Image classification
Table 5 below shows how As-ViT compares to other models. Compared to previous Transformer-based and CNN-based architectures, As-ViT implements SOTA performance with a fair number of parameters and FLOPs.
Train efficiently
The researchers adjusted the period of reduction phase for each token in Table 6 and displayed the results in Table 6. Standard training requires 42.8 TPU days, while efficient training saves up to 56.2% of training FLOP and 41.1% of training TPU days, still achieving high accuracy.
Contributions to topology and scaling
To better validate the contribution of search-based topologies and scaling rules, more ablation studies were conducted in this study (Table 7). First, train the searched topology directly before scaling. The seed topologies searched for in this study were superior to the best of the 87 random topologies in Figure 2.
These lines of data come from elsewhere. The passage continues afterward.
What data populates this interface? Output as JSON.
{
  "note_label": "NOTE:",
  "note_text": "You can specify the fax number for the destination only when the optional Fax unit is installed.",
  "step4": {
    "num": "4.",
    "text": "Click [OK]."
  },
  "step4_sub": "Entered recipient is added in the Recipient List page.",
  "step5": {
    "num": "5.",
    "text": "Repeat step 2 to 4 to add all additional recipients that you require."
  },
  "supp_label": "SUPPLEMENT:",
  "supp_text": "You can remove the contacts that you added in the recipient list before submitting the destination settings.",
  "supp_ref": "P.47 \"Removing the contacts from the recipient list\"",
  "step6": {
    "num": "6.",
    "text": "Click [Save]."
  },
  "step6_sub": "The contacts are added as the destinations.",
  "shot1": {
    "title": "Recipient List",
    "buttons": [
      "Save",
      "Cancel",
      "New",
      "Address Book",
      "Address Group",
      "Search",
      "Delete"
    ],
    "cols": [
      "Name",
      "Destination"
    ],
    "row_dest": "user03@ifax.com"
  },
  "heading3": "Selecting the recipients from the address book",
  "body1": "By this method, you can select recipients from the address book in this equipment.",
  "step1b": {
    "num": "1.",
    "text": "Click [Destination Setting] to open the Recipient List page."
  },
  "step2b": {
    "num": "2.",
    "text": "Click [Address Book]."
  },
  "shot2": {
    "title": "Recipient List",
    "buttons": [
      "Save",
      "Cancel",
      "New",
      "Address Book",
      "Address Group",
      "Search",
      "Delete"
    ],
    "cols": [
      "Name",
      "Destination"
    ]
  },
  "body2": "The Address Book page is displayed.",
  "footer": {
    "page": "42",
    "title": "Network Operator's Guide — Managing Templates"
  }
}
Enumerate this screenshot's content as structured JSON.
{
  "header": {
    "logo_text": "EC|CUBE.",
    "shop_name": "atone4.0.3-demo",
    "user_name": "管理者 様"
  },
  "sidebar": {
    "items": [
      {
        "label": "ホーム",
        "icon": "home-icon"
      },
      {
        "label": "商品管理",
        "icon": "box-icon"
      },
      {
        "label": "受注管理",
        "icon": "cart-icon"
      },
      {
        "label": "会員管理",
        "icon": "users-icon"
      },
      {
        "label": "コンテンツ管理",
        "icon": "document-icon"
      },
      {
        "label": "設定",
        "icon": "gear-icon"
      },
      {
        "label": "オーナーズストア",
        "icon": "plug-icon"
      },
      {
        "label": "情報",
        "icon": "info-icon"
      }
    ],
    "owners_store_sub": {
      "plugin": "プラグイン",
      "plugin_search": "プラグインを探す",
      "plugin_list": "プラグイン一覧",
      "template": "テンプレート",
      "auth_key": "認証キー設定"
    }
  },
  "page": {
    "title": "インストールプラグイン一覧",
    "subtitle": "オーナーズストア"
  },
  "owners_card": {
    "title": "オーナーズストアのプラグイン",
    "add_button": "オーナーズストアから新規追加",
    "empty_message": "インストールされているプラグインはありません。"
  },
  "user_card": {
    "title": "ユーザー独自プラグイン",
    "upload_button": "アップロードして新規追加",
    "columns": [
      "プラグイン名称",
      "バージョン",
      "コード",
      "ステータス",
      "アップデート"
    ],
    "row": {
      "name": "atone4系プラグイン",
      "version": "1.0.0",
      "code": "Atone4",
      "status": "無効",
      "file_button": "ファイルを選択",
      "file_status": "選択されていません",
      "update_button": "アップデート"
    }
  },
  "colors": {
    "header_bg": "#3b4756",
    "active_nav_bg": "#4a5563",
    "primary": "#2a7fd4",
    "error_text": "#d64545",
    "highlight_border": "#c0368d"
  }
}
Second, the study compared complexity-based rules to "stochastic scaling + As-ViT topology." Under different extensions, the study's automatic expansion is also better than random expansion.
Object detection on COCO datasets
The study compared As-ViT with standard CNNs and previous Transformer networks. The comparison is made by changing only the trunk and the other settings without changing. As you can see from the results of Table 8 below, As-ViT can also capture multiscale features and achieve state-of-the-art detection performance, although it is designed on ImageNet and its complexity is measured for classification.